7. What are the dangers and possible benefits of genetically engineered food crops? Why are people in the United States far less resistant to this idea than people in Europe, where environmental activism is more widespread? What is Wilson's position regarding genetic engineering (see pp. 116-120)?
8. Wilson points out that most of the planet’s “hotspots”--places in which the environment is most severely threatened--are in the developing world, where populations are often extremely poor. Rich nations are more likely than poor ones to take active steps to preserve their environment. Of the conservationist strategies and political initiatives he discusses, which seem most likely to succeed in poor nations? How important is the role played by nongovernmental organizations (NGOs) in conservation (see chapter 7)?
9. The most important concern of Wilson and other environmentalists is what he calls “the wreckage of the planet by an exuberantly plentiful and ingenious humanity” (xxiii); elsewhere he calls Homo sapiens the “serial killer of the biosphere” (p. 94). But he suggests that humanity may be ready to begin to be more thoughtful about its impact on the Earth. On page 22 he asks, “How best can we shift to a culture of permanence, both for ourselves and for the biosphere that sustains us?” What are some of the ways that this might happen? What are some of the major forces of resistance to such a change?
10. In the developed world, where the majority of people live in urban and suburban environments, a sense of alienation from wild nature is quite common. Given that this is the case, how difficult is it for people to feel alarmed about the perilous state of the Earth and its disappearing species, encroaching oceans, and melting ice caps? What sort of leap of the imagination do people have to make to become committed environmentalists? Do most people in America think about how their consumer behaviors, for instance, affect people, animals, and nature in biologically threatened areas of the developing world?
11. In his prologue Wilson writes, “The race is now on between the technoscientific and scientific forces that are destroying the living environment and those that can be harnessed to save it. . . . If the race is won, humanity can emerge in far better condition than when it entered, and with most of the diversity of life still intact” (xxiii). How does Wilson reach the mood of cautious optimism in his final chapter? Among his specific suggestions for “the solution” (chapter 7) to the impending environmental catastrophe, which seem most likely to succeed? Which solutions will be most difficult to implement, and why? Is Wilson, as he says, “an extremist” in suggesting that 50 percent of the world’s land surface should be protected from overpopulation and development?
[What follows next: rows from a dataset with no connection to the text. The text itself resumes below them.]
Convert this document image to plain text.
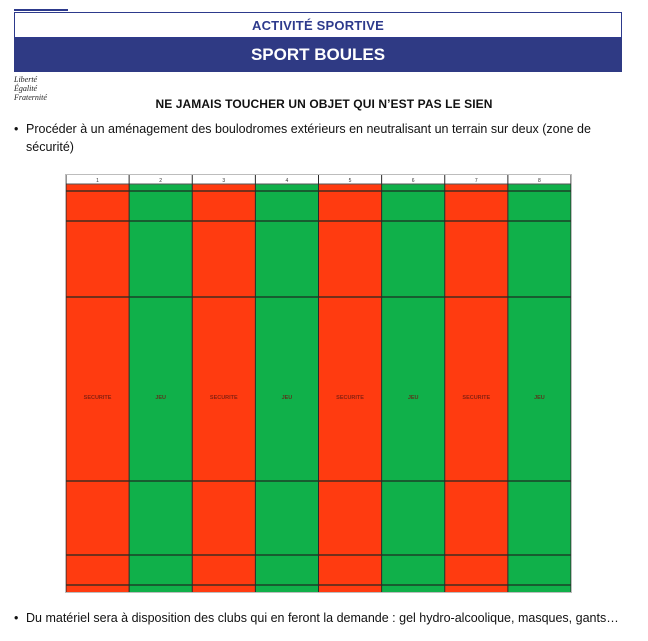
ACTIVITÉ SPORTIVE
SPORT BOULES
Liberté
Égalité
Fraternité	NE JAMAIS TOUCHER UN OBJET QUI N’EST PAS LE SIEN
• Procéder à un aménagement des boulodromes extérieurs en neutralisant un terrain sur deux (zone de sécurité)
1
SECURITE
2
JEU
3
SECURITE
4
JEU
5
SECURITE
6
JEU
7
SECURITE
8
JEU
• Du matériel sera à disposition des clubs qui en feront la demande : gel hydro-alcoolique, masques, gants…
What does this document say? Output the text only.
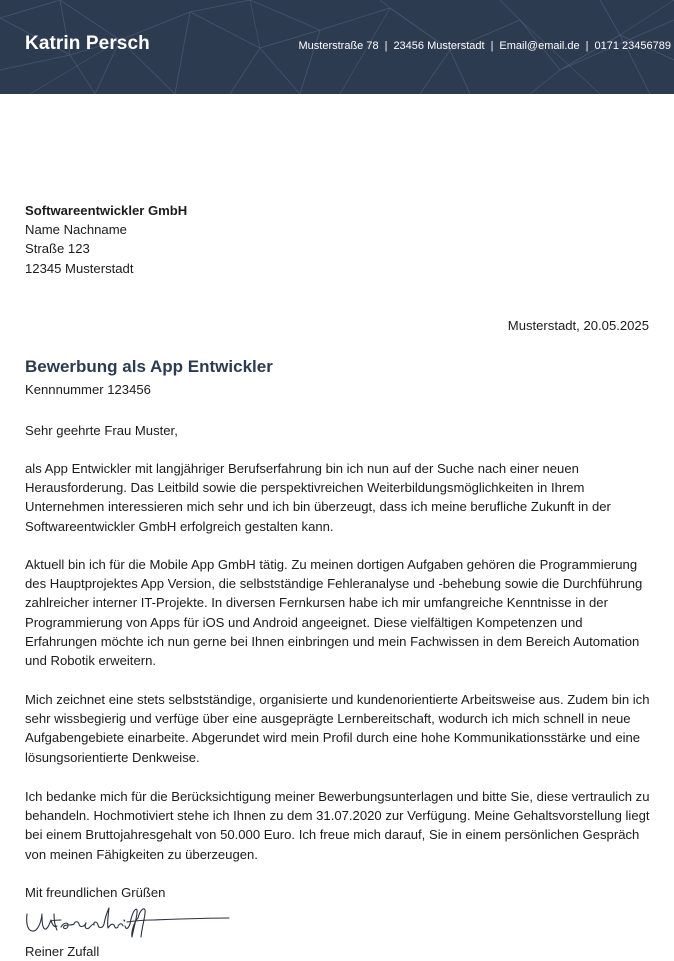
Katrin Persch	Musterstraße 78 | 23456 Musterstadt | Email@email.de | 0171 23456789
Softwareentwickler GmbH
Name Nachname
Straße 123
12345 Musterstadt
Musterstadt, 20.05.2025
Bewerbung als App Entwickler
Kennnummer 123456
Sehr geehrte Frau Muster,

als App Entwickler mit langjähriger Berufserfahrung bin ich nun auf der Suche nach einer neuen Herausforderung. Das Leitbild sowie die perspektivreichen Weiterbildungsmöglichkeiten in Ihrem Unternehmen interessieren mich sehr und ich bin überzeugt, dass ich meine berufliche Zukunft in der Softwareentwickler GmbH erfolgreich gestalten kann.

Aktuell bin ich für die Mobile App GmbH tätig. Zu meinen dortigen Aufgaben gehören die Programmierung des Hauptprojektes App Version, die selbstständige Fehleranalyse und -behebung sowie die Durchführung zahlreicher interner IT-Projekte. In diversen Fernkursen habe ich mir umfangreiche Kenntnisse in der Programmierung von Apps für iOS und Android angeeignet. Diese vielfältigen Kompetenzen und Erfahrungen möchte ich nun gerne bei Ihnen einbringen und mein Fachwissen in dem Bereich Automation und Robotik erweitern.

Mich zeichnet eine stets selbstständige, organisierte und kundenorientierte Arbeitsweise aus. Zudem bin ich sehr wissbegierig und verfüge über eine ausgeprägte Lernbereitschaft, wodurch ich mich schnell in neue Aufgabengebiete einarbeite. Abgerundet wird mein Profil durch eine hohe Kommunikationsstärke und eine lösungsorientierte Denkweise.

Ich bedanke mich für die Berücksichtigung meiner Bewerbungsunterlagen und bitte Sie, diese vertraulich zu behandeln. Hochmotiviert stehe ich Ihnen zu dem 31.07.2020 zur Verfügung. Meine Gehaltsvorstellung liegt bei einem Bruttojahresgehalt von 50.000 Euro. Ich freue mich darauf, Sie in einem persönlichen Gespräch von meinen Fähigkeiten zu überzeugen.

Mit freundlichen Grüßen
Reiner Zufall
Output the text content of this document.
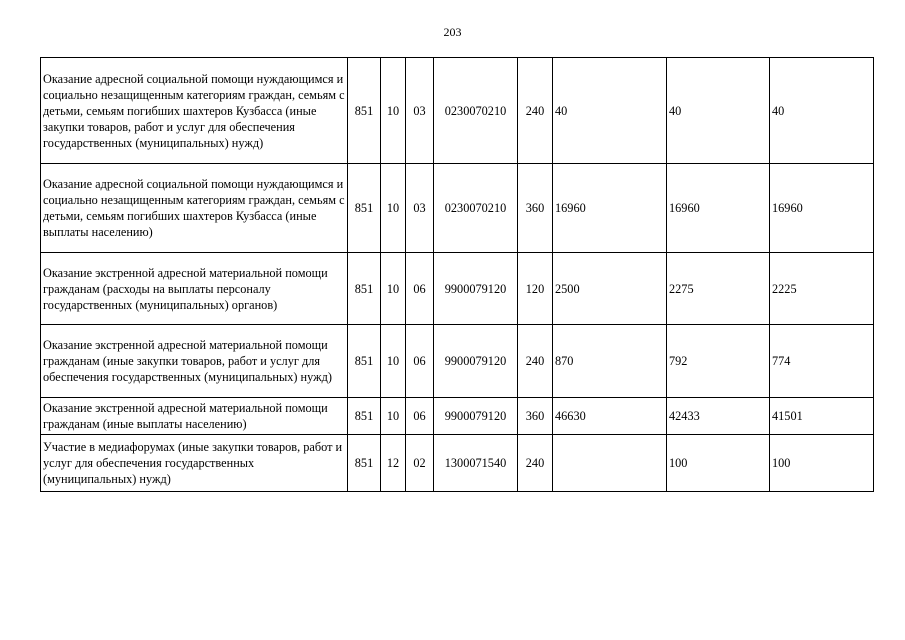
203
Оказание адресной социальной помощи нуждающимся и социально незащищенным категориям граждан, семьям с детьми, семьям погибших шахтеров Кузбасса (иные закупки товаров, работ и услуг для обеспечения государственных (муниципальных) нужд)	851	10	03	0230070210	240	40	40	40
Оказание адресной социальной помощи нуждающимся и социально незащищенным категориям граждан, семьям с детьми, семьям погибших шахтеров Кузбасса (иные выплаты населению)	851	10	03	0230070210	360	16960	16960	16960
Оказание экстренной адресной материальной помощи гражданам (расходы на выплаты персоналу государственных (муниципальных) органов)	851	10	06	9900079120	120	2500	2275	2225
Оказание экстренной адресной материальной помощи гражданам (иные закупки товаров, работ и услуг для обеспечения государственных (муниципальных) нужд)	851	10	06	9900079120	240	870	792	774
Оказание экстренной адресной материальной помощи гражданам (иные выплаты населению)	851	10	06	9900079120	360	46630	42433	41501
Участие в медиафорумах (иные закупки товаров, работ и услуг для обеспечения государственных (муниципальных) нужд)	851	12	02	1300071540	240		100	100
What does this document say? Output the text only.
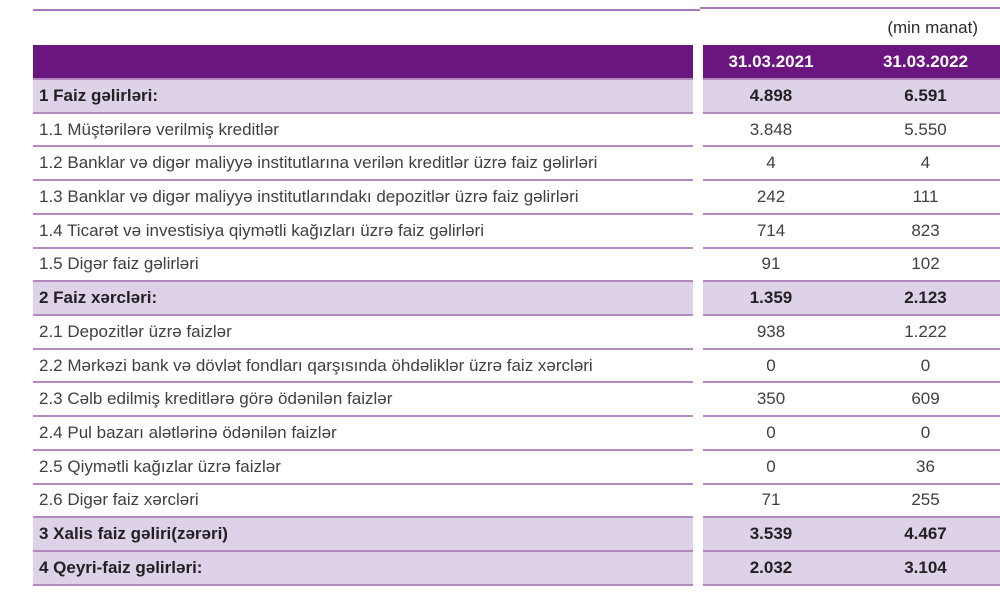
(min manat)
31.03.2021	31.03.2022
1 Faiz gəlirləri:	4.898	6.591
1.1 Müştərilərə verilmiş kreditlər	3.848	5.550
1.2 Banklar və digər maliyyə institutlarına verilən kreditlər üzrə faiz gəlirləri	4	4
1.3 Banklar və digər maliyyə institutlarındakı depozitlər üzrə faiz gəlirləri	242	111
1.4 Ticarət və investisiya qiymətli kağızları üzrə faiz gəlirləri	714	823
1.5 Digər faiz gəlirləri	91	102
2 Faiz xərcləri:	1.359	2.123
2.1 Depozitlər üzrə faizlər	938	1.222
2.2 Mərkəzi bank və dövlət fondları qarşısında öhdəliklər üzrə faiz xərcləri	0	0
2.3 Cəlb edilmiş kreditlərə görə ödənilən faizlər	350	609
2.4 Pul bazarı alətlərinə ödənilən faizlər	0	0
2.5 Qiymətli kağızlar üzrə faizlər	0	36
2.6 Digər faiz xərcləri	71	255
3 Xalis faiz gəliri(zərəri)	3.539	4.467
4 Qeyri-faiz gəlirləri:	2.032	3.104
12. Biophilia is the title of one of Wilson’s previous books; he defines the word as “the innate tendency to affiliate with, and draw deep satisfaction from, other organisms.” He has also said, “There’s no doubt anymore, from psychological tests, that people do prefer a natural environment in which to live. . . . Clearly this is something very deep and very mysterious in the human psyche, and very important for human welfare.” x What is the relationship, as Wilson sees it, between human spirituality and the natural world? Why should the human spiritual impulse play a central role in environmental thinking and policy-making?
x Both quotes from “Living in Shimmering Equilibrium,” an interview with E. O. Wilson by Fred Branfman on Salon.com.